Il messaggio dovrà essere attentamente calibrato in base alla persona che abbiamo di fronte, alla sua capacità di comprendere, alla sua educazione, alla sua età.
Non basta prescrivere un comportamento
Non basta prescrivere un comportamento ad un obeso: “Lei deve dimagrire, non mangi tanto e si muova ogni tanto!”. Bisogna esplorare con il paziente tutte le possibilità per raggiungere quei determinati obiettivi secondo le caratteristiche psicologiche e lo stile di vita del paziente.
Bisogna anche considerare che i benefici a lungo termine non vengono percepiti dal paziente vantaggiosi rispetto all’immediato piacere dei vizi, smettere di fumare fa sentire più nervosi per i primi mesi, solo dopo qualche annetto si possono apprezzarne completamente i benefici.

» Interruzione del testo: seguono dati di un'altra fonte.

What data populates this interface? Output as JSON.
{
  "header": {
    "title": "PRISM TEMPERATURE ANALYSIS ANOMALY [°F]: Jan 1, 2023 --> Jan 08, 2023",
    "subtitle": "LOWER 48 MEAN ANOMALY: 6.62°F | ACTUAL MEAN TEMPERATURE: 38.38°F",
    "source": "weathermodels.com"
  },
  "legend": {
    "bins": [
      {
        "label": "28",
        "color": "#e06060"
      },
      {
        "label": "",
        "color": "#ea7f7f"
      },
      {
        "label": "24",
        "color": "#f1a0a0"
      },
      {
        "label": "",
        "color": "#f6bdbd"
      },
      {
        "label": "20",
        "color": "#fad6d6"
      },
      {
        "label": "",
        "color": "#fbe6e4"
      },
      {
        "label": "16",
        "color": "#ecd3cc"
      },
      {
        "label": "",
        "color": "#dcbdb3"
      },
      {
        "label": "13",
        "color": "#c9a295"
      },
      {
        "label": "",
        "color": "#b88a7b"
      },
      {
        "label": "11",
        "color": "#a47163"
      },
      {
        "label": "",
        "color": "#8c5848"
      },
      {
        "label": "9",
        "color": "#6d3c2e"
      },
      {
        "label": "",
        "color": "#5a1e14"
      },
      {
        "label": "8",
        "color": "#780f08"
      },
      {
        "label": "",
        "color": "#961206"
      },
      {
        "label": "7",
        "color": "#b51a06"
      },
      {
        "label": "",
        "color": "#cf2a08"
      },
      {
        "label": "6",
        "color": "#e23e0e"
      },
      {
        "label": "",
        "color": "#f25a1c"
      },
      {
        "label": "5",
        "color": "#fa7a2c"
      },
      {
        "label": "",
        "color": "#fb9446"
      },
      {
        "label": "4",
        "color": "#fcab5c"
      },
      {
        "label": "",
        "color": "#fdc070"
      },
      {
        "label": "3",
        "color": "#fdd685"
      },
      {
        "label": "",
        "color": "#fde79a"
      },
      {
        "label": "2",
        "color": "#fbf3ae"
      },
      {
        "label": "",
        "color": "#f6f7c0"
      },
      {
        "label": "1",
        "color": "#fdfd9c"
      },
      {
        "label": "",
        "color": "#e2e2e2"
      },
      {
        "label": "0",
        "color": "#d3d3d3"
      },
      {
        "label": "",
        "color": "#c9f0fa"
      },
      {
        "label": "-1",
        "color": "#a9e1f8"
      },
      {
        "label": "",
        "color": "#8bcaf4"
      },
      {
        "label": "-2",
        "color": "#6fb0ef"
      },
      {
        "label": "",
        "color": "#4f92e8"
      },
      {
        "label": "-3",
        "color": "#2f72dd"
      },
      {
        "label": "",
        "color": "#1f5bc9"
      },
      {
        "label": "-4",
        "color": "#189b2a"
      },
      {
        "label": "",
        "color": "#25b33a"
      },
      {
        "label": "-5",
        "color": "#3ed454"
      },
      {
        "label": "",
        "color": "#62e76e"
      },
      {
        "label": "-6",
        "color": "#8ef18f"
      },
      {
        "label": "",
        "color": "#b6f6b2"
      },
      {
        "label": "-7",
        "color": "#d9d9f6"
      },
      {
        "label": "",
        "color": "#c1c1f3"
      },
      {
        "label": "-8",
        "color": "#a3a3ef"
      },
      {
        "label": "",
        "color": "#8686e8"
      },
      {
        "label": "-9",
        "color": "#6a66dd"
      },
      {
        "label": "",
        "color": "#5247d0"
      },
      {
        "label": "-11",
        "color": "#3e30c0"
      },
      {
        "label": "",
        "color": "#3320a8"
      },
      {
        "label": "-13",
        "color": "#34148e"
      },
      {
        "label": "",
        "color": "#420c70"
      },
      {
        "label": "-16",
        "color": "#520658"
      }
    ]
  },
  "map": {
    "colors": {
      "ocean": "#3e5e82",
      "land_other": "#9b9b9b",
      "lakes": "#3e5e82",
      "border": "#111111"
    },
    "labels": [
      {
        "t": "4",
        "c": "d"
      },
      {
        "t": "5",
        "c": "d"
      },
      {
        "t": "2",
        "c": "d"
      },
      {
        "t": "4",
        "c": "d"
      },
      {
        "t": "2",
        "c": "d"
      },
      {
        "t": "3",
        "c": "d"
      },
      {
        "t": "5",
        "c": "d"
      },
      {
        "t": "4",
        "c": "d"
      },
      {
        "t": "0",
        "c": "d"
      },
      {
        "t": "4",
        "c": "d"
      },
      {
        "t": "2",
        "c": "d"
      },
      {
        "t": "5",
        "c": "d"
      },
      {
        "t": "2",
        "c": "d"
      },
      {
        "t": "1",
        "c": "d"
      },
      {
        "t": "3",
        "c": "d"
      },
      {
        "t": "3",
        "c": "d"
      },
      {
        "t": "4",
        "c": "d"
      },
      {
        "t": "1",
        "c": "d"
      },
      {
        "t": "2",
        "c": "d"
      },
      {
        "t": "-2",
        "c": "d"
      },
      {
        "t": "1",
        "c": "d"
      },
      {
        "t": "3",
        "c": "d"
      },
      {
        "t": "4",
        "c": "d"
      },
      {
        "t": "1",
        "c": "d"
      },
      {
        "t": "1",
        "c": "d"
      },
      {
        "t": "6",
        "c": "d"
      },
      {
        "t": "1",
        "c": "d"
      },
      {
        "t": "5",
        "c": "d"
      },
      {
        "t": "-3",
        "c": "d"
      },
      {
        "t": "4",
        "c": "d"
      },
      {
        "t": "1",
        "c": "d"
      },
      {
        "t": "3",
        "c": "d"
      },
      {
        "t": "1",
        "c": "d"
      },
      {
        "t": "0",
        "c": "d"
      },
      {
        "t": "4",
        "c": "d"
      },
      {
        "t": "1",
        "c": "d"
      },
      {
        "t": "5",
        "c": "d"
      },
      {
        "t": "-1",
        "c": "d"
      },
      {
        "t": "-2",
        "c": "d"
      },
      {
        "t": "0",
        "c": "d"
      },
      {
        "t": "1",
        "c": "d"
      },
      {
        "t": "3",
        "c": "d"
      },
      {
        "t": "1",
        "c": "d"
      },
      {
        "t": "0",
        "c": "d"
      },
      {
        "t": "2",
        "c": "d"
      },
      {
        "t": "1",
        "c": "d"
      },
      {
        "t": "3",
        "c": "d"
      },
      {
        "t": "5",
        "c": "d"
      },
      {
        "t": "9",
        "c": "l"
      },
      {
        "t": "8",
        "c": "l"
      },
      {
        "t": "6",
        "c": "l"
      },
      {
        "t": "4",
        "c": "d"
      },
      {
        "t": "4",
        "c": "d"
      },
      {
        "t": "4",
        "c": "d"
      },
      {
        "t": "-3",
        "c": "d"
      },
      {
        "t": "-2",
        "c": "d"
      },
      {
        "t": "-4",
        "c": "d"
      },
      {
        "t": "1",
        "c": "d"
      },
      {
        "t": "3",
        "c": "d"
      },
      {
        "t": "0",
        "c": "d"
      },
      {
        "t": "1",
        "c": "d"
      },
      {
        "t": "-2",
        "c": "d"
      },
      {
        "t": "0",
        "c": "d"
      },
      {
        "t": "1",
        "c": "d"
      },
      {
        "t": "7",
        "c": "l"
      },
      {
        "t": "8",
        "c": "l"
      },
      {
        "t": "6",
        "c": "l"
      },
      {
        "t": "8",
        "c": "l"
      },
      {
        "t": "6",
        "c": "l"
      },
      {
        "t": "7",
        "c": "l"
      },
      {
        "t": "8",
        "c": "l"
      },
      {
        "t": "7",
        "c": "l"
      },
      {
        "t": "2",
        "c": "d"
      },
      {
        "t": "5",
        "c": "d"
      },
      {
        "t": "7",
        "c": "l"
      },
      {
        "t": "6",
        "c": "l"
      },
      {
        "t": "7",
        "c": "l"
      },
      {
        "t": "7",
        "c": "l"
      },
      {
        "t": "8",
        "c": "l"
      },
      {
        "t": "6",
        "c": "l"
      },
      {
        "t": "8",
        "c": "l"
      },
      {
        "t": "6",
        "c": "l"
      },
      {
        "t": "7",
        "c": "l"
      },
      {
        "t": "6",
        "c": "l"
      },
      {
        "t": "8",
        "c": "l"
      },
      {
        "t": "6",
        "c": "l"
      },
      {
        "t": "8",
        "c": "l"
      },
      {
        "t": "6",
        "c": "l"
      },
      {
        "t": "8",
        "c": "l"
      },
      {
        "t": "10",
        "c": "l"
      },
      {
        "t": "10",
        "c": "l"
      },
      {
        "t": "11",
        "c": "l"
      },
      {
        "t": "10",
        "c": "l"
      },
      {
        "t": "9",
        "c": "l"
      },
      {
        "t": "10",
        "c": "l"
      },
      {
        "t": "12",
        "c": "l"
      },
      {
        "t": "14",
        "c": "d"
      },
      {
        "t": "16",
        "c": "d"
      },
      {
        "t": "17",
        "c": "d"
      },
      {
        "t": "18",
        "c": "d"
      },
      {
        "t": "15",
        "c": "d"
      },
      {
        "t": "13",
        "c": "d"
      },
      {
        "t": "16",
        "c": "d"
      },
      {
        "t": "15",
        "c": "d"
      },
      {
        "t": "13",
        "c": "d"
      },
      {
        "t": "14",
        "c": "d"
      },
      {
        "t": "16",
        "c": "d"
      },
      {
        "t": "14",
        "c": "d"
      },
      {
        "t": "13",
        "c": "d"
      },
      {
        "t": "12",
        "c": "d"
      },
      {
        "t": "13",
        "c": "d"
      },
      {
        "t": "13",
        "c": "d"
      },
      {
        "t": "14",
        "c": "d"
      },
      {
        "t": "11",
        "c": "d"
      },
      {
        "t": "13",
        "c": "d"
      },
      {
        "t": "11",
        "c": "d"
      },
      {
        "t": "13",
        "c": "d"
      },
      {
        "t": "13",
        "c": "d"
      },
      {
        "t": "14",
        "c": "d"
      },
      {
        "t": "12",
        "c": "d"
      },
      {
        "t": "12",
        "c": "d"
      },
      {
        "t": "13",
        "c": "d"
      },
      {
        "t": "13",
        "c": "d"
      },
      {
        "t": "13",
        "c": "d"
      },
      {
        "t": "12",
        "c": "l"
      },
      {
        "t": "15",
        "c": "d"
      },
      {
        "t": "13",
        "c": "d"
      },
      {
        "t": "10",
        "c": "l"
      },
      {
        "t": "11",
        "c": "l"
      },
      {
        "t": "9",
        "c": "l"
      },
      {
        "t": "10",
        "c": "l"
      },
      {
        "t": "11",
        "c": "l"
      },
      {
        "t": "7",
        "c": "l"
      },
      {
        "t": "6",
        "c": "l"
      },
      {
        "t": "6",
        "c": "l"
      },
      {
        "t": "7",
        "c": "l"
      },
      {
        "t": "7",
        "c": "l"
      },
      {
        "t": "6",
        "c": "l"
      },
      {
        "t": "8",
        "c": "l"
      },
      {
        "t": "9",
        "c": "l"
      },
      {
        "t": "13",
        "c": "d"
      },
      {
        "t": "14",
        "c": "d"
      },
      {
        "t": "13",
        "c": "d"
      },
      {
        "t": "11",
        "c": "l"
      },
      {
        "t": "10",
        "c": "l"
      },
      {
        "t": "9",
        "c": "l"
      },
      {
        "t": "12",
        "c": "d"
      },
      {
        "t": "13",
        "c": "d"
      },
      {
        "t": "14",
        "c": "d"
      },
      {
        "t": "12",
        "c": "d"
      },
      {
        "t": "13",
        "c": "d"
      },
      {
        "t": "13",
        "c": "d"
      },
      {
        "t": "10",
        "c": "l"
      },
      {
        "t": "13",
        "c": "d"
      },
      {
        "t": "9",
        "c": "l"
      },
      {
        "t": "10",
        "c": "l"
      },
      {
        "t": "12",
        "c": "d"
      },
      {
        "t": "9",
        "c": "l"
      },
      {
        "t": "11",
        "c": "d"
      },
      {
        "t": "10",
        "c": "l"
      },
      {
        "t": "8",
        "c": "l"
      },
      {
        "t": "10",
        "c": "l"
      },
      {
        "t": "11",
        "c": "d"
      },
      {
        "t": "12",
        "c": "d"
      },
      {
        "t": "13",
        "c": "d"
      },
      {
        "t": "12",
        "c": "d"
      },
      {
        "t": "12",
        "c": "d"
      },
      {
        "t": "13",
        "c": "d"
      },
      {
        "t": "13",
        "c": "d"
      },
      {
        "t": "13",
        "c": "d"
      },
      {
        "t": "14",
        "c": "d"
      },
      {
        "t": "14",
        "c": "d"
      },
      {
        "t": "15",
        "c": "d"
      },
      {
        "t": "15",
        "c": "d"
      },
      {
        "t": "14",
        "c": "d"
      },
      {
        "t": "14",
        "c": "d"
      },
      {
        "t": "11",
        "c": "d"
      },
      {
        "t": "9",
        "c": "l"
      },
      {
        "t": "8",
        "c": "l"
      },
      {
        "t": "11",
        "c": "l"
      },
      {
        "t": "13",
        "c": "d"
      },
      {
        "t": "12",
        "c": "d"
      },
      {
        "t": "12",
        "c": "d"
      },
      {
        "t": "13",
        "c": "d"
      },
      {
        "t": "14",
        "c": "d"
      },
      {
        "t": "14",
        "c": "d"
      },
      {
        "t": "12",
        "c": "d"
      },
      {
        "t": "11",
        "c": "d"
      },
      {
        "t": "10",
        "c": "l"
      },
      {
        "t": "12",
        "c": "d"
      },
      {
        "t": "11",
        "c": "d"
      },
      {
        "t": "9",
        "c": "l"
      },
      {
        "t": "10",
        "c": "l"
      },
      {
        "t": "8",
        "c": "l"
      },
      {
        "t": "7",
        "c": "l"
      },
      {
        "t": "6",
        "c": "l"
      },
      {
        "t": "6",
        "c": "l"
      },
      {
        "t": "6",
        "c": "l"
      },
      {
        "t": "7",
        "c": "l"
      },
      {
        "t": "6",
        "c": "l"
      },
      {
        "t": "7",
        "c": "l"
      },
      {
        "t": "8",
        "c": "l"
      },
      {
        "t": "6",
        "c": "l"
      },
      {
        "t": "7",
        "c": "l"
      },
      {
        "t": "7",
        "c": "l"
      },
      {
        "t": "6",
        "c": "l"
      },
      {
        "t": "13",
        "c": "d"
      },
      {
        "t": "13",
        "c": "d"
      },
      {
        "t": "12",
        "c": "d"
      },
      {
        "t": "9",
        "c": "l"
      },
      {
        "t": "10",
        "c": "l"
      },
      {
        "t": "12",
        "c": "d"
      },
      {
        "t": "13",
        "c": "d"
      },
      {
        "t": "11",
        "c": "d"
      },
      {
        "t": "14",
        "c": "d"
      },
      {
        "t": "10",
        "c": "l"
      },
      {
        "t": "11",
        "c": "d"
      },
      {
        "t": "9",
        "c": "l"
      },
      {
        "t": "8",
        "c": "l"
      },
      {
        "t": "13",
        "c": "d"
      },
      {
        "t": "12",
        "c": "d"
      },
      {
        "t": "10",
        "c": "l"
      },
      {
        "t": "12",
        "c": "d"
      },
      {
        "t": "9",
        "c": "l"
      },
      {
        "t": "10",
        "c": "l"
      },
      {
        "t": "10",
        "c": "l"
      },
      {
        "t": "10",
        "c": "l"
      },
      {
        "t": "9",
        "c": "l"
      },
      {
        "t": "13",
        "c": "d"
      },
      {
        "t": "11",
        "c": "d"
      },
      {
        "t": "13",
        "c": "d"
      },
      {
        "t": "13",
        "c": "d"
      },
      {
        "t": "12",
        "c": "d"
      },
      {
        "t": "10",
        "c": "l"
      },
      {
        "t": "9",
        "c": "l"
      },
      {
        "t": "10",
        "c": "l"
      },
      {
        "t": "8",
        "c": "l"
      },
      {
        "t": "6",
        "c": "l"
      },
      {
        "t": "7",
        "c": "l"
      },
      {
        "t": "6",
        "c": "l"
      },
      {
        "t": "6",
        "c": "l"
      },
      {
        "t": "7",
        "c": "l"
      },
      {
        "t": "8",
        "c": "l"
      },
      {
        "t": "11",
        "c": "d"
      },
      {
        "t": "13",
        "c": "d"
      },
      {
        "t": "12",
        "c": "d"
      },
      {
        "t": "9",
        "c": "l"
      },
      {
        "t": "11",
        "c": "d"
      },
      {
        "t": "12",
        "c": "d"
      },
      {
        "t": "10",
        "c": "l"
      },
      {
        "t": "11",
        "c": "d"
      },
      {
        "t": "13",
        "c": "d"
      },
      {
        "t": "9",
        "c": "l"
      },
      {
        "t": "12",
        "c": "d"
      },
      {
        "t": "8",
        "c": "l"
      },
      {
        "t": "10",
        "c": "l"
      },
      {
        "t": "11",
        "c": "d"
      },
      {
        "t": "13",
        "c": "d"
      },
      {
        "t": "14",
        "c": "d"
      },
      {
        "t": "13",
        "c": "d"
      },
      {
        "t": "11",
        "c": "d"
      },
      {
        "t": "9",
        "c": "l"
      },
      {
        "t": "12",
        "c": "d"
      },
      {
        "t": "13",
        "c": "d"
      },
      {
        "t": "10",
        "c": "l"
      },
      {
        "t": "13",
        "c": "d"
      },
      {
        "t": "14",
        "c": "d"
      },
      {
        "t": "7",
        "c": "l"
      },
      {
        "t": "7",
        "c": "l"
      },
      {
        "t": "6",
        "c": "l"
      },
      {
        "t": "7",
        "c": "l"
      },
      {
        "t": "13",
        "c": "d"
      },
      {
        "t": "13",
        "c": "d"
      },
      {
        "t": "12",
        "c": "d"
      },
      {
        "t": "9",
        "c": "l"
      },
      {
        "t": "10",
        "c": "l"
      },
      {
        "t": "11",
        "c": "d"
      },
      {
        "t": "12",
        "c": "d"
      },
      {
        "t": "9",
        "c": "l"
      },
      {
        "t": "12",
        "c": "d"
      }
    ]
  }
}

Quindi è bene utilizzare le migliori tecniche motivazionali, innestare nel paziente un germoglio di cambiamento, come se fosse stato il paziente stesso ad averlo pensato e voluto, come se avesse deciso tutto assolutamente da solo.
Questo razionale riassume in poche parole cosa si intende per essere un buon Infermiere Counselor: “una guida alpina non prende in braccio il suo cliente, gli indica solo la via migliore per scalare la montagna!”